O jazz em primeiro plano.

Notas Azuis #75: Gerald Cleaver / Nala Sinephro

Ilustração: Carlos Quitério
Publicado a: 22/12/2021

Na coluna Notas Azuis vai abordar-se jazz, música livre, música improvisada de todas as eras e nacionalidades, editada em todos os formatos.



[Gerald Cleaver] Griots / Positive Elevation Records

Entre Signs (disco que mereceu atenção da Oficina Radiofónica, coluna que, refira-se já agora, voltará ao activo no arranque de 2022) e este Griots, o baterista Gerald Cleaver viu serem editados trabalhos realizados com William Parker e Mathew Ship (Welcome to Adventure, Vol. 1), com o Brandon Seabrook Trio (Exultations), em duo com Devin Gray (27 Licks) e ainda num ensemble com Joe Morris, Paul Dunmall e, uma vez mais, Matthew Shipp (The Bright Awakening), todos eles sinais claríssimos do seu empenhado espírito colaborativo que, ao longo de quase quatro décadas de intensa actividade discográfica, o levou a ser “cúmplice” próximo de músicos como Craig Taborn, Ivo Perelman ou, para citar apenas mais um nome de uma longa lista, Steve Swell. Como Signs, antes, também este Griots, agora, é coisa diferente, com o seu baterismo orgânico a assumir uma dimensão mais espectral, filtrado que surge pela tecnologia.

Disco de electrónica algo meditativa e contemplativa, Griots inclui, revelam-nos os títulos, dedicatórias a uma série de artistas, referências inspiracionais ou companheiros de aventura com quem se cruzou no passado: “Cooper Moore”, “Galaxy Faruq (For Faruq Z Bey)”, “Virelles”, “Victor Lewis”, “William Parker”, “Akinmusire” ou “Geri Allen” e até “Buena Vista” são casos óbvios. E se “Tribe” é, certamente, uma referência à histórica editora da sua Detroit natal fundada por Phil Ranelin e Wendell Harrison, já “Bond” poderá (ou não…) ser uma vénia ao pianista de Filadélfia Jimmy Bond, dúvida que só o próprio poderá esclarecer. De qualquer maneira, é impossível não ler algo na variedade de coordenadas representadas neste amplo leque de “griots”: entre Cuba e África, entre a tradição e o futuro, mas sempre no jazz.
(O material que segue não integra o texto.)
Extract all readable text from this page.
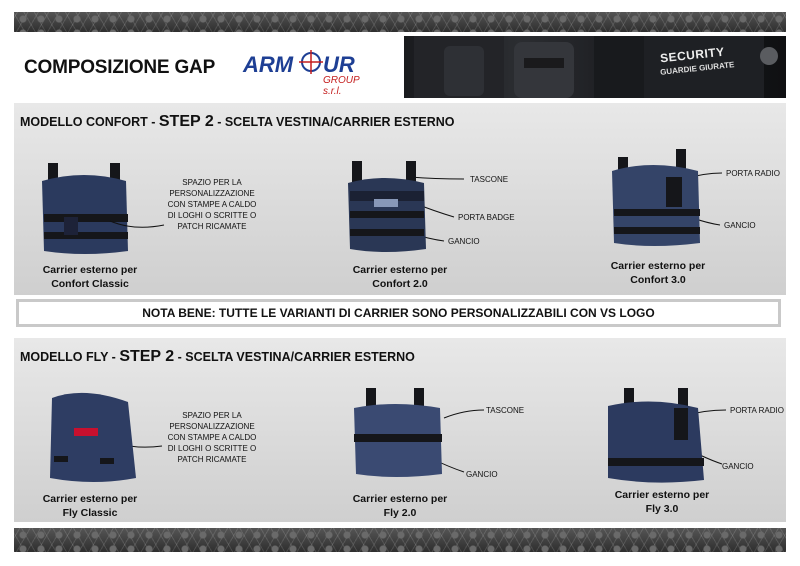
COMPOSIZIONE GAP ARM UR
GROUP s.r.l.
SECURITY
GUARDIE GIURATE
MODELLO CONFORT - STEP 2 - SCELTA VESTINA/CARRIER ESTERNO
SPAZIO PER LA PERSONALIZZAZIONE CON STAMPE A CALDO DI LOGHI O SCRITTE O PATCH RICAMATE
Carrier esterno per
Confort Classic
TASCONE
PORTA BADGE
GANCIO
Carrier esterno per
Confort 2.0
PORTA RADIO
GANCIO
Carrier esterno per
Confort 3.0
NOTA BENE: TUTTE LE VARIANTI DI CARRIER SONO PERSONALIZZABILI CON VS LOGO
MODELLO FLY - STEP 2 - SCELTA VESTINA/CARRIER ESTERNO
SPAZIO PER LA PERSONALIZZAZIONE CON STAMPE A CALDO DI LOGHI O SCRITTE O PATCH RICAMATE
Carrier esterno per
Fly Classic
TASCONE
GANCIO
Carrier esterno per
Fly 2.0
PORTA RADIO
GANCIO
Carrier esterno per
Fly 3.0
Em “Virelles” e “Akinmusire”, Cleaver quebra o modo solitário que domina a método de produção do restante material e colabora com os visados nessas homenagens ou seja, e respectivamente, o pianista cubano que actualmente tem base em Nova Iorque e o trompetista californiano que em 2019 integrou o cartaz do festival Jazz em Agosto, ocasião em que falou ao Rimas e Batidas. No primeiro caso, um ambiental pulso polvilhado com cristal electrónico quase ganha propulsão de pista e tudo isso sem que por ali se adivinhe a presença do instrumento acústico de David Virelles. Em “Akinmusire”, a abstracção extraída ao modular de Cleaver volta a ser premente, mas o respirar humano do trompetista já é claramente identificável, soando como se tivesse meditado através do instrumento e também através de uma qualquer barreira espácio-temporal. Em “Geri Allen”, por outro lado, o espírito livre de Gerald Cleaver e todo o jazz que existe dentro de si parecem despontar nesse tranquilo mantra com subtil mas pronunciado ritmo sobre o qual evolui uma densa proposta harmónica, um delicado baixo e uma memorável melodia. E os classificativos aqui usados são mesmo necessários…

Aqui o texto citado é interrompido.